The Paris Peace Accords were signed in 1991, ending the civil war. Two years later, Cambodia held its first national election administered by the United Nations, and Hun Sen was elected as prime minister.

25 years have passed and he's still in his job. But in recent years, tides are changing for the ruling party of Hun Sen. The communal election held in June was a close race. Many Cambodians voted for the opposition party led by Kem Sokha.

"In the 2013 election and the communal 2017 election, the outcomes show a close race between the ruling party and the opposition. They do not respect pluralism in the national assembly, in the legislature," says Panha.

With a general election scheduled for next year, and Hun Sen's continued rule in doubt, the government is not pleased with Panha's work. "Recently, we are very concerned. There are a lot of legal threat because of the government has law on NGOs. They ask us to stop us to not continue this kind of solidarity platform or observation room," says Panha.

Last month, opposition leader Kem Sokha was arrested on charges of colluding with a foreign country against the Cambodian government and half of his party's assembly members are now in exile.

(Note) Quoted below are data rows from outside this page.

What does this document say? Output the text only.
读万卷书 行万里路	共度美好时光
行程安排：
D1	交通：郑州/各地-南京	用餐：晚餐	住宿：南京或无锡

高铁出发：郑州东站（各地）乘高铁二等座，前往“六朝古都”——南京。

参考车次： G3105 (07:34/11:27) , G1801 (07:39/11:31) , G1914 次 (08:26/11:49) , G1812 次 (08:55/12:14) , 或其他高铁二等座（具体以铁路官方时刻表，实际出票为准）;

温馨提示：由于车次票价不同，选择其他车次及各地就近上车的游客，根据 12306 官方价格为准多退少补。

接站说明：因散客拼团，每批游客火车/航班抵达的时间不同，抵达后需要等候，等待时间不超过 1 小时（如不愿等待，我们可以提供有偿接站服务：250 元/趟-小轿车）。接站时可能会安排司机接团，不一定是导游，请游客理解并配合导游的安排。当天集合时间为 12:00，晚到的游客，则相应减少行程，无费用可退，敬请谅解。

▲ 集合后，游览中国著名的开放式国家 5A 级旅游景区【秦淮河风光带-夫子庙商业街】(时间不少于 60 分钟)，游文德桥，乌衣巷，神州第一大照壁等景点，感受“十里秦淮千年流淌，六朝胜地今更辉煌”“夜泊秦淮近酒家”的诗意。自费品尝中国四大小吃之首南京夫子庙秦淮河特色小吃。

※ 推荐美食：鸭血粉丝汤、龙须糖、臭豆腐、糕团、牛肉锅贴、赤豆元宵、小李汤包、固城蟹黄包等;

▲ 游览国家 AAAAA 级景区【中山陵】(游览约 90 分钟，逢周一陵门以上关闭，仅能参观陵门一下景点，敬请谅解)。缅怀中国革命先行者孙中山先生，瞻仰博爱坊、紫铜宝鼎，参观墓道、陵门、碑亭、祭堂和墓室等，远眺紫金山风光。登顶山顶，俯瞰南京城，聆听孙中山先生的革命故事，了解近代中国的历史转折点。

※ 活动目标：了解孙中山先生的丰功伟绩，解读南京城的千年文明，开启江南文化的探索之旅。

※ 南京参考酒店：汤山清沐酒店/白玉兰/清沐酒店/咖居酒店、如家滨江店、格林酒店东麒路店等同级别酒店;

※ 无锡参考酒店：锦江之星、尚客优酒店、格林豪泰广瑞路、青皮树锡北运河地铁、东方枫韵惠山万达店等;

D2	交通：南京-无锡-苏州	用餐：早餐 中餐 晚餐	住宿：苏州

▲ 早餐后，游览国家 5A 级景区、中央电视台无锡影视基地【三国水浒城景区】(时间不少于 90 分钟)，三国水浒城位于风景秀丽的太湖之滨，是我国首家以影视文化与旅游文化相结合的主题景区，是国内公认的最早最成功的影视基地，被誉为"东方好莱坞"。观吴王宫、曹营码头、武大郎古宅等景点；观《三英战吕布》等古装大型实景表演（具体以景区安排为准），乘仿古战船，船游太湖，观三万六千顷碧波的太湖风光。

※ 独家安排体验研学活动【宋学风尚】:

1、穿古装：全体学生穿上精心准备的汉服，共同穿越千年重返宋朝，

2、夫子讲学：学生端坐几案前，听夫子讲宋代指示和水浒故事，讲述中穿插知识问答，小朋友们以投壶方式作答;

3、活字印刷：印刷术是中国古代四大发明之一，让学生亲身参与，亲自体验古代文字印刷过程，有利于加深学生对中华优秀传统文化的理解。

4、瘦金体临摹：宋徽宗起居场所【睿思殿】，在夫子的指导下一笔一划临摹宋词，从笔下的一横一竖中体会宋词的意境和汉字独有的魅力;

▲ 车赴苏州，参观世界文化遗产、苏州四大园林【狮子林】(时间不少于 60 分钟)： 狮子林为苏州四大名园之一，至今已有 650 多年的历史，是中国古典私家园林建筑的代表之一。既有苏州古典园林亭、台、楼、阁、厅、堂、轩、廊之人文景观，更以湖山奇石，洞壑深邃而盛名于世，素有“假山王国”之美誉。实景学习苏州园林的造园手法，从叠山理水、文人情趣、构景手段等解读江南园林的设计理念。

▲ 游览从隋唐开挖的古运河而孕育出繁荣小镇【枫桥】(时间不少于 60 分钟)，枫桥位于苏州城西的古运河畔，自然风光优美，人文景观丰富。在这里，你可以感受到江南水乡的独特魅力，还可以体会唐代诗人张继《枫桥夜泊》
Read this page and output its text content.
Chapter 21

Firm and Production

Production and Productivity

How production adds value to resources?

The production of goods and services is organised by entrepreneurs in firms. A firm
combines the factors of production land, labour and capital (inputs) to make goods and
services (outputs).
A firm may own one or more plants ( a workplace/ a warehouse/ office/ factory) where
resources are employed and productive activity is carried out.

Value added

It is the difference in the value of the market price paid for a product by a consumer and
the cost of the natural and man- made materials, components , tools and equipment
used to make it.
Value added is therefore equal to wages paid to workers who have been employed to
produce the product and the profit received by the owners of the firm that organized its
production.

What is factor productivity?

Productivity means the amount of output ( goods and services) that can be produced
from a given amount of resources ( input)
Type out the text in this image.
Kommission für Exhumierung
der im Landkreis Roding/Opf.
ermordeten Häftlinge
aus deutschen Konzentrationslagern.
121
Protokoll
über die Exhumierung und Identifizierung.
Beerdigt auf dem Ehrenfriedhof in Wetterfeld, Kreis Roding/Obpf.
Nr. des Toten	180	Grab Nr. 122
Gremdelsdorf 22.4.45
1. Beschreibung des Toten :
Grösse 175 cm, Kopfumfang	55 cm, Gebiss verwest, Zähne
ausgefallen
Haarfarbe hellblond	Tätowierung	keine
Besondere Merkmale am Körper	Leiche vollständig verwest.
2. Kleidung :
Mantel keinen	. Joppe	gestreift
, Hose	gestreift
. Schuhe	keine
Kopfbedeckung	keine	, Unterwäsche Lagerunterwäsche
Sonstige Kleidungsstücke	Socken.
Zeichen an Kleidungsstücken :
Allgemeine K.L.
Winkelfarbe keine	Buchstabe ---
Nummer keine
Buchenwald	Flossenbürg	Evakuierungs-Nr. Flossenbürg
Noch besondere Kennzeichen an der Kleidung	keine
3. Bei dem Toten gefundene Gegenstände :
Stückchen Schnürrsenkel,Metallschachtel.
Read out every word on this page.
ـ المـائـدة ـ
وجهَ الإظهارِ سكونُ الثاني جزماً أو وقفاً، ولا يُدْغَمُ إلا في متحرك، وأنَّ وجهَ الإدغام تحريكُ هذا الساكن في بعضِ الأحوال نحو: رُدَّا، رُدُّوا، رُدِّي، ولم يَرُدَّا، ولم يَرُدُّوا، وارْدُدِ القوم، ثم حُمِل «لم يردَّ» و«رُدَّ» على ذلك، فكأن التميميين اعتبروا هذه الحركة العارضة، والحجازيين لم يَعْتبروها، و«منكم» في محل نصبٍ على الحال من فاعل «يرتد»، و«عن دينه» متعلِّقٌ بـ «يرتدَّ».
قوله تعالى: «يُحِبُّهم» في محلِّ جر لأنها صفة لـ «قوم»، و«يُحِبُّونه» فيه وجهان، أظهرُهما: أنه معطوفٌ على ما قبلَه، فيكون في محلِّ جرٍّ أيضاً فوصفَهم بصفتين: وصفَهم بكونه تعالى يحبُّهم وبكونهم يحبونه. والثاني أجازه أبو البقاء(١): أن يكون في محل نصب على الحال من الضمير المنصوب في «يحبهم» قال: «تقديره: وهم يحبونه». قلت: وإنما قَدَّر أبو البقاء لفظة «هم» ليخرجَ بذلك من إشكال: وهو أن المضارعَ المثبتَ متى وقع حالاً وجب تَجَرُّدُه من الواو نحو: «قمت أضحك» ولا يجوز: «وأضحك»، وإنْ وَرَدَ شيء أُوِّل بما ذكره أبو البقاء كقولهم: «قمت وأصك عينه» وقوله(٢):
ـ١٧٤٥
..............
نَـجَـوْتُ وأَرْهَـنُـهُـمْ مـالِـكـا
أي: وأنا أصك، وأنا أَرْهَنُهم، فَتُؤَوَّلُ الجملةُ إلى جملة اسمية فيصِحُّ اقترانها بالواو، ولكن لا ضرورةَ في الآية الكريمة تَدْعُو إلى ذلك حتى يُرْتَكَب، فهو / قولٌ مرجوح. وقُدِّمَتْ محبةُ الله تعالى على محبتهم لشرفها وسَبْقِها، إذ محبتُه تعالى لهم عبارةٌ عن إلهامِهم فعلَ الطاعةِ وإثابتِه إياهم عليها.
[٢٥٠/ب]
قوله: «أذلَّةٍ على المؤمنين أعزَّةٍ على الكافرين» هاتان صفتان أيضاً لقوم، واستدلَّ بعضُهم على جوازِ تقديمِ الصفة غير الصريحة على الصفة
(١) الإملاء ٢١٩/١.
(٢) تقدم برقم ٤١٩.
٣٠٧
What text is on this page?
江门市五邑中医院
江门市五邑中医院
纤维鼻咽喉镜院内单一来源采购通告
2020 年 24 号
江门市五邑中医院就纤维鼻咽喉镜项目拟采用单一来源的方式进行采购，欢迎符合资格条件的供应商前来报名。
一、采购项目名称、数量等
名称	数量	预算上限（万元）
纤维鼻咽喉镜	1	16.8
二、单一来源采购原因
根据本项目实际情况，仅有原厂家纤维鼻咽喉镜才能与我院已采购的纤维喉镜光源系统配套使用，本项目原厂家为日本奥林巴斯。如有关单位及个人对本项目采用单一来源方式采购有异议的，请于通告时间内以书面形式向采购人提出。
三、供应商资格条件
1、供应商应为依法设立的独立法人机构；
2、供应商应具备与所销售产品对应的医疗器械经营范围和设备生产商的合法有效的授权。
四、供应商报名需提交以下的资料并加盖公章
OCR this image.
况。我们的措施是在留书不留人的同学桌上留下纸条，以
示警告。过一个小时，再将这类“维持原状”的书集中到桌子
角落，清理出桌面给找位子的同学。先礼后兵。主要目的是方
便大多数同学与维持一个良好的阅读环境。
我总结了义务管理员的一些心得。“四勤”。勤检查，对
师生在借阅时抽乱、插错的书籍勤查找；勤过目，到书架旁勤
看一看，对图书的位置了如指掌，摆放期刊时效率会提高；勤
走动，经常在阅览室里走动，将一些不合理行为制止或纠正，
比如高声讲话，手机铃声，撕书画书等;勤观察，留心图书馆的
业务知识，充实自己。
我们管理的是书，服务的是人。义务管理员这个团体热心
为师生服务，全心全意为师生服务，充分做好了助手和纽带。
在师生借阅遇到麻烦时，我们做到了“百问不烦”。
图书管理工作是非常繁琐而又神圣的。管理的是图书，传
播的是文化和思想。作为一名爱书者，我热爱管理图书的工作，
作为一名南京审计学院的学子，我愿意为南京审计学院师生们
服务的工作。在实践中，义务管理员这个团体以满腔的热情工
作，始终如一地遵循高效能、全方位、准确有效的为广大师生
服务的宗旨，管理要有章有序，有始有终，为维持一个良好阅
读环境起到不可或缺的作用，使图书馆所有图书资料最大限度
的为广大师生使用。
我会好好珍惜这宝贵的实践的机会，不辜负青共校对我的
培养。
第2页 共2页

"In many countries, they do not believe that the international community's intervention will achieve anything in society, that it is only interference. But in Cambodian case, with the support of the international community, we gained some achievement, social achievement, an economic achievement. I appeal to the international community to continue to support and even intensify the engagement and support for us," says Panha.

The future of Cambodia's democracy may hinge on whether or not the international community responds to that call for engagement.